Google has a long history of taking a user-first approach in everything we do. As a part of our commitment to users, we never sell personal information and we give users transparency and control over their ad experiences via My Account and several other features to help you manage your account. Per our Personalized advertising policy, we never use sensitive information to personalize ads. We also invest in initiatives such as the Coalition for Better Ads, the Google News Initiative, and ads.txt in order to support a healthy, sustainable ads ecosystem.
Today, we’re building on that feature set by offering restricted data processing, which will operate as set forth below, to help publishers manage their compliance with the California Consumer Privacy Act (CCPA).
About the California Consumer Privacy Act
The California Consumer Privacy Act (CCPA) is a new data privacy law that establishes various rights for California state residents. The law applies to companies that do business in California and meet one of several criteria related to revenue, data processing, and other factors. CCPA requires giving residents the right to opt out of the “sale” of their “personal information” (as the law defines those terms), with the opt-out offered via a prominent “Do Not Sell My Personal Information” link on the “selling” party’s homepage. CCPA does recognize certain exceptions to the definition of “sale,” such that not all transfers of personal information are “sales.” For example, transferring personal information to a “service provider” under the law is not a sale.
Service provider terms
Google already offers data protection terms pursuant to the General Data Protection Regulation (GDPR) in Europe.
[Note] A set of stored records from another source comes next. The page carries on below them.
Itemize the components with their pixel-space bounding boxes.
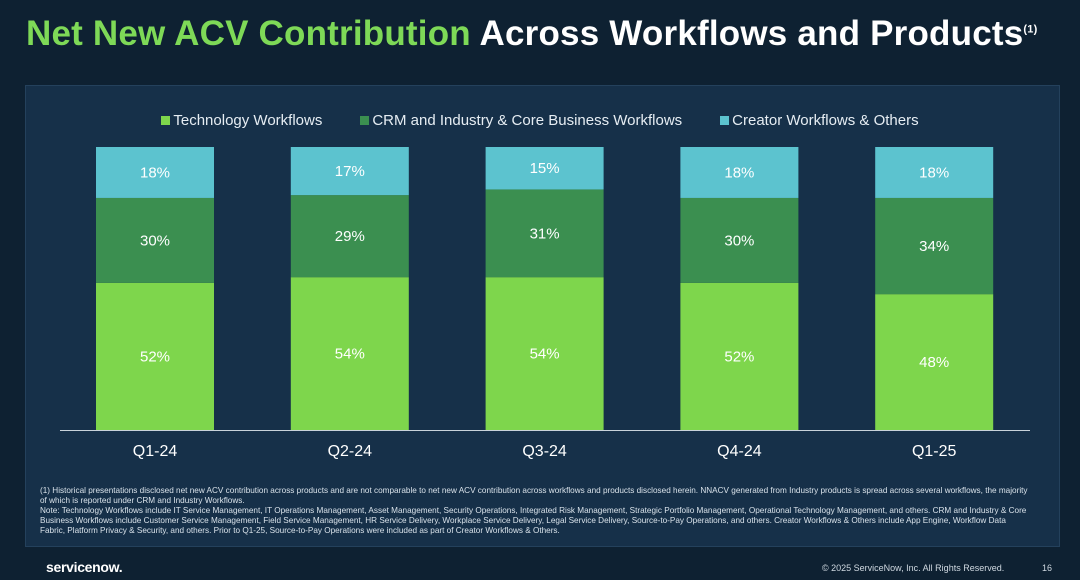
- bar-segment: [290, 277, 409, 430]
- data-label: 54%: [335, 346, 365, 363]
- data-label: 34%: [919, 238, 949, 255]
- copyright: © 2025 ServiceNow, Inc. All Rights Reser…: [822, 563, 1005, 573]
- legend-swatch: [360, 116, 370, 125]
- data-label: 29%: [335, 228, 365, 245]
- data-label: 30%: [140, 232, 170, 249]
- data-label: 18%: [140, 164, 170, 181]
- data-label: 48%: [919, 354, 949, 371]
- bar-segment: [96, 282, 214, 430]
- bar-segment: [680, 197, 799, 283]
- bar-segment: [875, 197, 994, 295]
- bar-segment: [680, 282, 799, 430]
- data-label: 52%: [140, 348, 170, 365]
- data-label: 30%: [724, 232, 754, 249]
- data-label: 31%: [530, 225, 560, 242]
- bar-segment: [485, 277, 604, 430]
- data-label: 54%: [530, 346, 560, 363]
- data-label: 18%: [724, 164, 754, 181]
- category-label: Q3-24: [522, 443, 567, 460]
- bar-segment: [485, 189, 604, 278]
- page-title: Net New ACV Contribution Across Workflow…: [26, 14, 1038, 53]
- category-label: Q4-24: [717, 443, 762, 460]
- bar-segment: [875, 147, 994, 198]
- legend-item: Creator Workflows & Others: [720, 112, 919, 129]
- page-number: 16: [1042, 563, 1053, 573]
- bar-segment: [875, 294, 994, 430]
- bar-segment: [290, 147, 409, 196]
- data-label: 17%: [335, 163, 365, 180]
- legend-item: Technology Workflows: [161, 112, 322, 129]
- bar-segment: [680, 147, 799, 198]
- footnote: (1) Historical presentations disclosed n…: [40, 486, 1028, 535]
- data-label: 18%: [919, 164, 949, 181]
- servicenow-logo: servicenow.: [46, 559, 123, 575]
- category-label: Q2-24: [328, 443, 373, 460]
- legend-item: CRM and Industry & Core Business Workflo…: [360, 112, 682, 129]
- chart-legend: Technology Workflows CRM and Industry & …: [0, 112, 1080, 129]
- bar-segment: [485, 147, 604, 190]
- bar-segment: [290, 195, 409, 278]
- data-label: 15%: [530, 160, 560, 177]
- category-label: Q1-24: [133, 443, 178, 460]
- legend-swatch: [161, 116, 171, 125]
- bar-segment: [96, 147, 214, 198]
- category-label: Q1-25: [912, 443, 957, 460]
- legend-swatch: [720, 116, 730, 125]
- data-label: 52%: [724, 348, 754, 365]
- bar-segment: [96, 197, 214, 283]
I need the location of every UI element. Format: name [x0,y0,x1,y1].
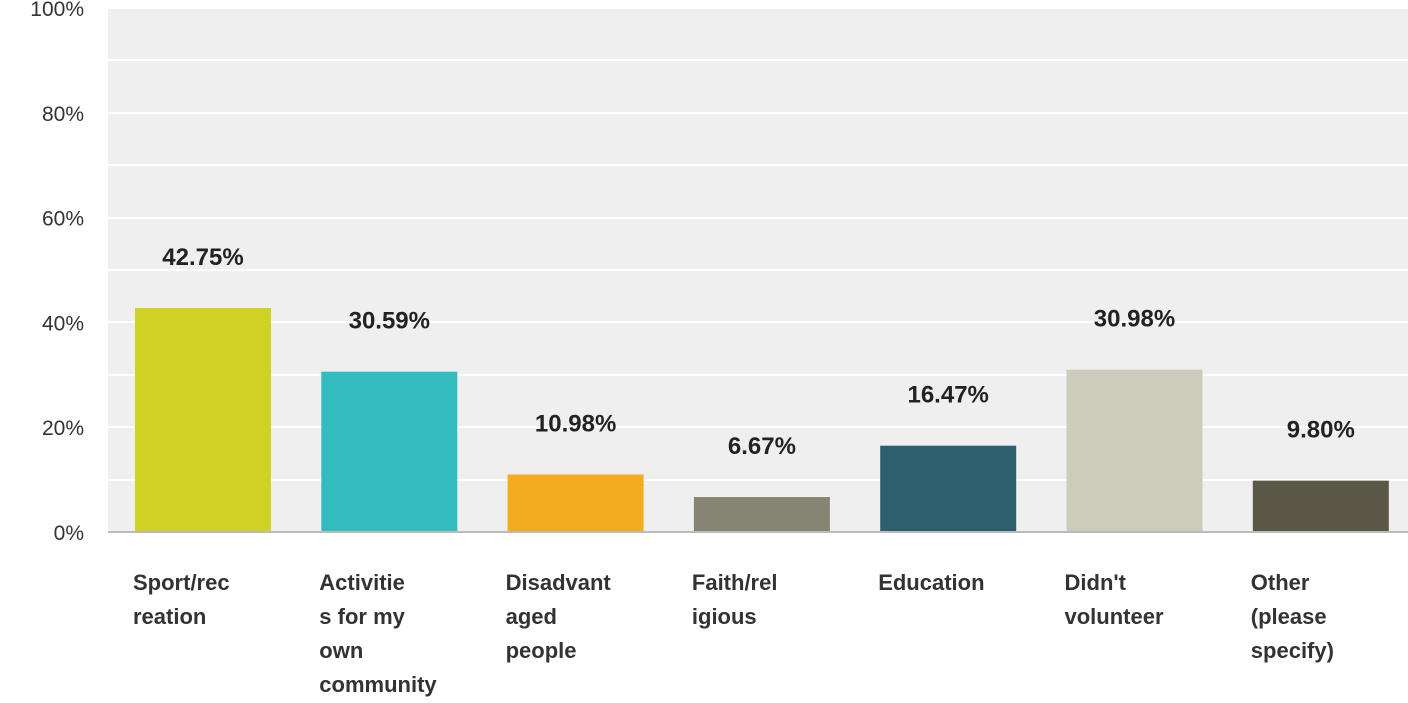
y-tick-label: 100% [30,0,84,21]
category-label: Faith/rel [692,570,778,595]
y-tick-label: 80% [42,103,84,126]
category-label: s for my [319,604,405,629]
y-tick-label: 20% [42,417,84,440]
category-label: Sport/rec [133,570,230,595]
data-labels: 42.75% 30.59% 10.98% 6.67% 16.47% 30.98% 9.80% [162,244,1355,460]
category-label: community [319,672,437,697]
x-axis-categories: Sport/rec reation Activitie s for my own comm… [133,570,1334,697]
category-label: specify) [1251,638,1334,663]
data-label: 16.47% [907,382,988,409]
category-label: (please [1251,604,1327,629]
category-label: volunteer [1065,604,1164,629]
y-tick-label: 0% [54,522,84,545]
bar [1066,369,1203,532]
bar [135,307,271,532]
category-label: Disadvant [506,570,612,595]
y-axis-ticks: 0% 20% 40% 60% 80% 100% [30,0,84,545]
bar [693,497,830,532]
category-label: own [319,638,363,663]
category-label: Didn't [1065,570,1127,595]
bar [507,474,644,532]
category-label: Other [1251,570,1310,595]
category-label: reation [133,604,206,629]
bars [135,307,1389,532]
y-tick-label: 60% [42,208,84,231]
data-label: 30.98% [1094,306,1175,333]
data-label: 10.98% [535,410,616,437]
category-label: Activitie [319,570,405,595]
data-label: 42.75% [162,244,243,271]
category-label: igious [692,604,757,629]
bar [1252,480,1389,532]
data-label: 30.59% [349,308,430,335]
data-label: 9.80% [1287,417,1355,444]
bar [321,371,458,532]
bar [880,445,1017,532]
category-label: Education [878,570,984,595]
data-label: 6.67% [728,433,796,460]
category-label: people [506,638,577,663]
y-tick-label: 40% [42,312,84,335]
category-label: aged [506,604,557,629]
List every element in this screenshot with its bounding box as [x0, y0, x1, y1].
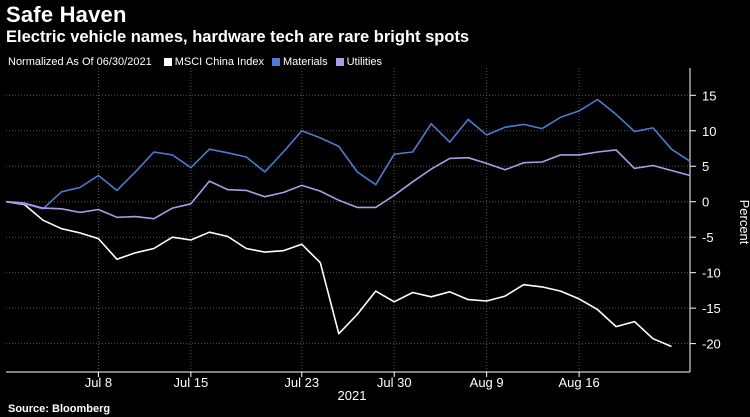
y-tick-label: -20 — [702, 337, 721, 352]
legend-item-materials: Materials — [271, 56, 328, 68]
series-line-msci-china-index — [5, 200, 672, 348]
y-tick-labels: 15 10 5 0 -5 -10 -15 -20 — [702, 88, 721, 351]
legend-swatch-msci-china — [163, 58, 172, 66]
x-tick-label: Jul 23 — [284, 375, 319, 390]
x-tick-label: Jul 15 — [174, 375, 209, 390]
chart-title: Safe Haven — [6, 2, 127, 27]
legend-label-msci-china: MSCI China Index — [174, 56, 264, 68]
x-axis-title: 2021 — [338, 388, 367, 403]
series-line-materials — [5, 98, 691, 210]
legend-swatch-materials — [271, 58, 280, 66]
x-tick-label: Aug 9 — [470, 375, 504, 390]
y-tick-label: 10 — [702, 124, 716, 139]
y-tick-label: 5 — [702, 159, 709, 174]
legend: Normalized As Of 06/30/2021 MSCI China I… — [8, 56, 390, 68]
legend-label-materials: Materials — [282, 56, 328, 68]
gridlines — [6, 68, 690, 372]
legend-label-utilities: Utilities — [346, 56, 383, 68]
chart-subtitle: Electric vehicle names, hardware tech ar… — [6, 28, 470, 46]
y-tick-label: -5 — [702, 230, 714, 245]
legend-normalization-note: Normalized As Of 06/30/2021 — [8, 56, 152, 68]
x-tick-label: Aug 16 — [558, 375, 599, 390]
y-tick-label: 15 — [702, 88, 716, 103]
series-line-utilities — [5, 149, 691, 220]
y-tick-label: 0 — [702, 195, 709, 210]
x-tick-label: Jul 8 — [85, 375, 112, 390]
legend-swatch-utilities — [335, 58, 344, 66]
legend-item-utilities: Utilities — [335, 56, 383, 68]
y-tick-label: -15 — [702, 301, 721, 316]
x-tick-labels: Jul 8 Jul 15 Jul 23 Jul 30 Aug 9 Aug 16 — [85, 375, 600, 390]
x-tick-label: Jul 30 — [377, 375, 412, 390]
source-note: Source: Bloomberg — [8, 403, 111, 415]
axes — [6, 68, 696, 377]
y-tick-label: -10 — [702, 266, 721, 281]
y-axis-title: Percent — [737, 200, 750, 245]
series-lines — [5, 98, 691, 348]
legend-item-msci-china: MSCI China Index — [163, 56, 264, 68]
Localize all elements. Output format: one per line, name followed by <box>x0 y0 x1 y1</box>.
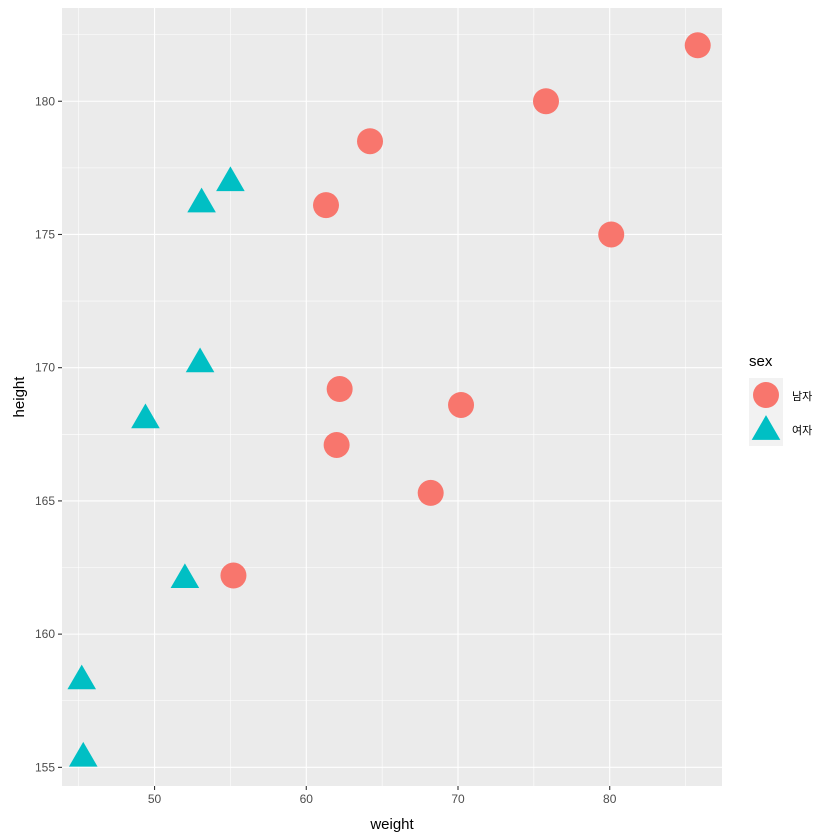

We are now also offering service provider terms under the CCPA, which will supplement those existing data protection terms (revised to reflect the CCPA), effective January 1, 2020. For customers on our online contracts and updated platform contracts, the service provider terms will be incorporated into our existing contracts via the data protection terms. For such customers, there is no action required on your part to add the service provider terms into your contract.
Restricted data processing for publishers
When a publisher enables restricted data processing, Google will limit how it uses data and begin serving non-personalized ads only. Non-personalized ads are not based on a user’s past behavior. They are targeted using contextual information, including coarse (such as city-level, but not ZIP/postal code) geo-targeting based on current location, and content on the current site or app or current query terms. Google disallows all interest-based audience targeting, including demographic targeting and user list targeting when in restricted data processing mode.
Restricted data processing options:
Publishers must decide for themselves when and how to enable restricted data processing mode, based on their own compliance obligations and legal analysis. Two common scenarios are below.
- Some publishers may choose not to display a “Do Not Sell My Personal Information” link on their properties. Such publishers may choose to enable restricted data processing for all of their programmatic traffic for users in California via a network control. If they select this option, Google will use user IP addresses to determine the location of users and enable restricted data processing mode for any users we can detect have a California IP address.
- Alternatively, other publishers may choose to display a “Do Not Sell My Personal Information” link. Such publishers may choose to send a restricted data processing signal on a per-request basis once a user has opted out of the sale of their personal information.
If you choose to enable restricted data processing either via the network control or through sending a restricted data processing signal on a per-request basis, those changes will fully take effect in serving by 11PM PT on December 12, 2019.